Following up on last week's post (A Very Public Resignation) Kris ("I Quit") Nielsen was kind enough to give some background to his decision to quit and the fallout since then:

image from graceoris.comWhere did you post this first, and how did it find its way to Ravitch's blog?

 

KN: I initially gave the letter to Peggy Robertson of the United Opt Out National Movement (unitedoptout.com).  She published it on her site and then sent copies to Diane Ravitch and Valerie Strauss.  

Have you been on the mainstream media yet?
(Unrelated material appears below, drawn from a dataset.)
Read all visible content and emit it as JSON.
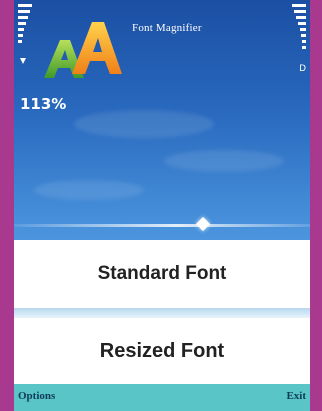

TV, radio?

KN: It did appear in local newspapers and a short, poorly cut spot on WSOC-TV's evening news.

What's the reaction been locally, in your school or district?
KN: Locally, both in my district and across the state has overwhelming supportive, mostly from teachers and parents saying thank you for showing the public and the world how our system really is.  I've had very few people chide me for the decision and for my words--mostly just of the "it's a job; get used to it" variety.  I am a member of a large group of teachers and parents now more mobilized to make changes here.  I've invited to speak at principal-education classes, and continue to received thank-you emails and letters.
When is your last day and what are you going to do next?
KN: My last day was the date of my letter: October 25.  I'm planning to reactivate old healthcare certifications to make a living.  However, I will never stop being an educator, I may return to the field full time, and I will continue to fight hard for the changes we need in this state and country.  I believe that education is the best hope and investment to keep the United States moving forward in the unknown century ahead.
Have others written saying that they're inspired by you to quit?
KN: I've heard from a few teachers in different states that they were trying to find the words to express what they have feeling.  They said they were happy I wrote my letter so they could pass it on in their own resignations.  However, by and large, most teachers have simply felt more motivated to speak up and change the repressive systems in which they work.